In Saturday's bombing in Riyahd, terrorists apparently used police uniforms, badges, and a vehicle painted like a police cruiser to gain access to the targeted compound. Investigators said the vehicle was apparently a private sport utility vehicle painted with police insignia. Once inside they triggered an explosive device hidden inside a vehicle. U.S. law enforcement agencies are being asked to keep a special watch for reports of stolen uniforms and equipment and the theft of explosive materials.
PoliceOne has warned of possible attacks by terrorists disguised as first responders in the past. Terrorist groups have utilized police or military uniforms to mask their identities and achieve closer access to their targets without arousing suspicion.
Terrorists in South America, Russia, the Philippines and Pakistan have commandeered or stolen emergency medical services vehicles and uniforms (or imitations) to facilitate attacks on key facilities.
Law Enforcement should note that missing uniforms, badges and equipment is a major problem across the country with many incidents during the past two years.
In an effort to understand the extent of official identification, uniform, and vehicle thefts, the DHS conducted a survey of selected members of the law enforcement community in five states. The survey revealed that from February to May 2003 hundreds of official identification cards, badges, decals, uniforms, and government license plates were reported stolen or lost.
Agencies should review policies for keeping track of and securing uniforms and equipment. Agencies should also be aware of the risk of secondary terrorist attacks targeting emergency services personnel. During an emergency situation all emergency personnel - Police, Fire and EMS - should be on the lookout for items or individuals out of place, such as a firefighter wearing a coat from a department that would not ordinarily respond.

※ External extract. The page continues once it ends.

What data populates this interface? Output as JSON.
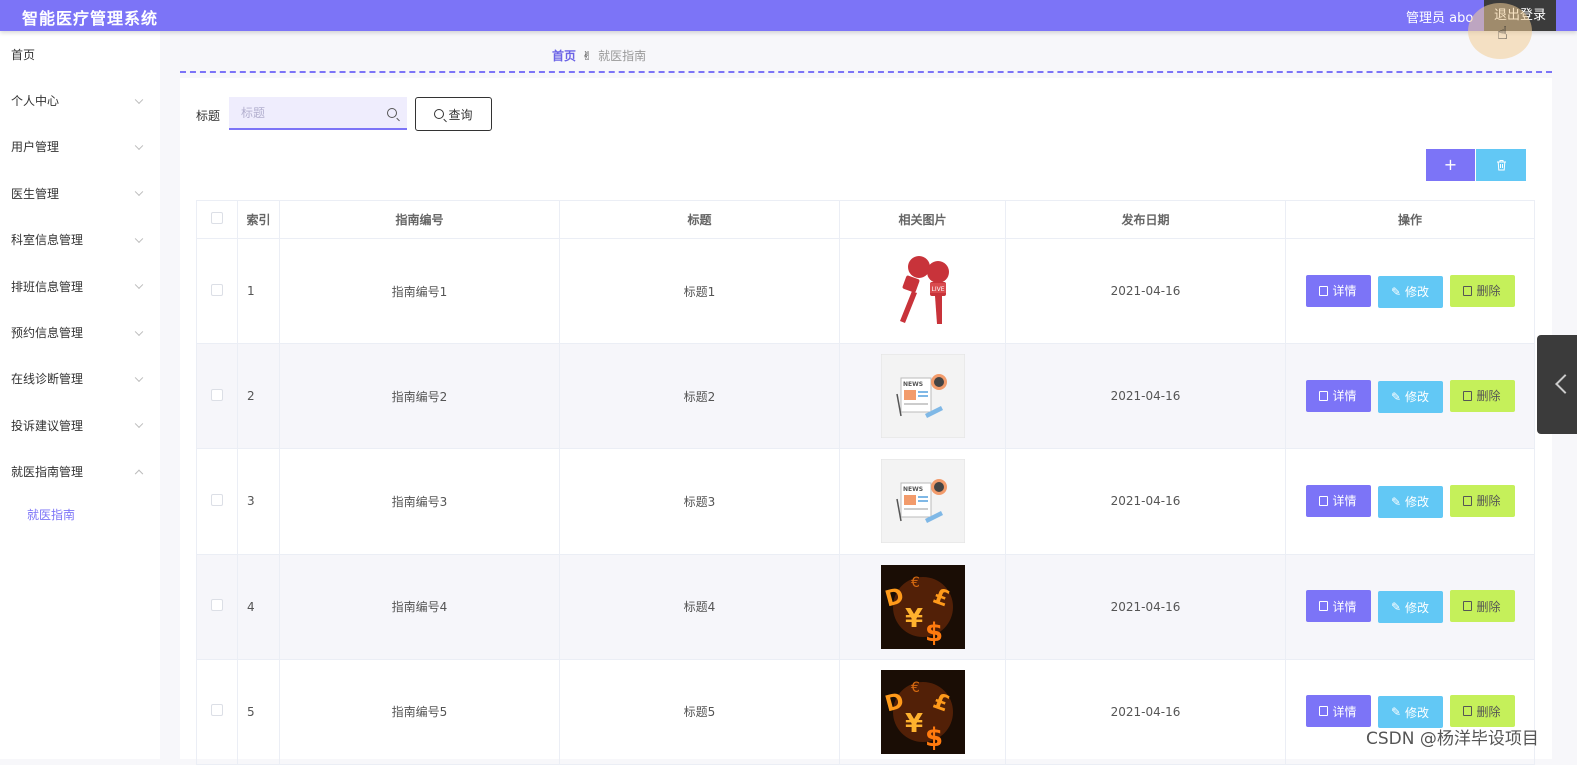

Intelligence continues to suggest al Qaeda is still focused on mounting attacks against U.S. interests here and abroad. Saudis blamed al Qaeda militants for this weekend's homicide car bombing of a Riyadh housing complex that killed 17 people, declaring it proof of the terror network's willingness to shed Muslim blood in its zeal to bring down the U.S.-linked Saudi monarchy.
Four U.S. citizens were among the wounded. In Washington, State Department spokeswoman Amanda Batt said "some Americans were treated for minor injuries and released." U.S. Deputy Secretary of State Richard Armitage said he was "personally quite sure" al Qaeda was behind the Saturday night attack "because this attack bears the hallmark of them."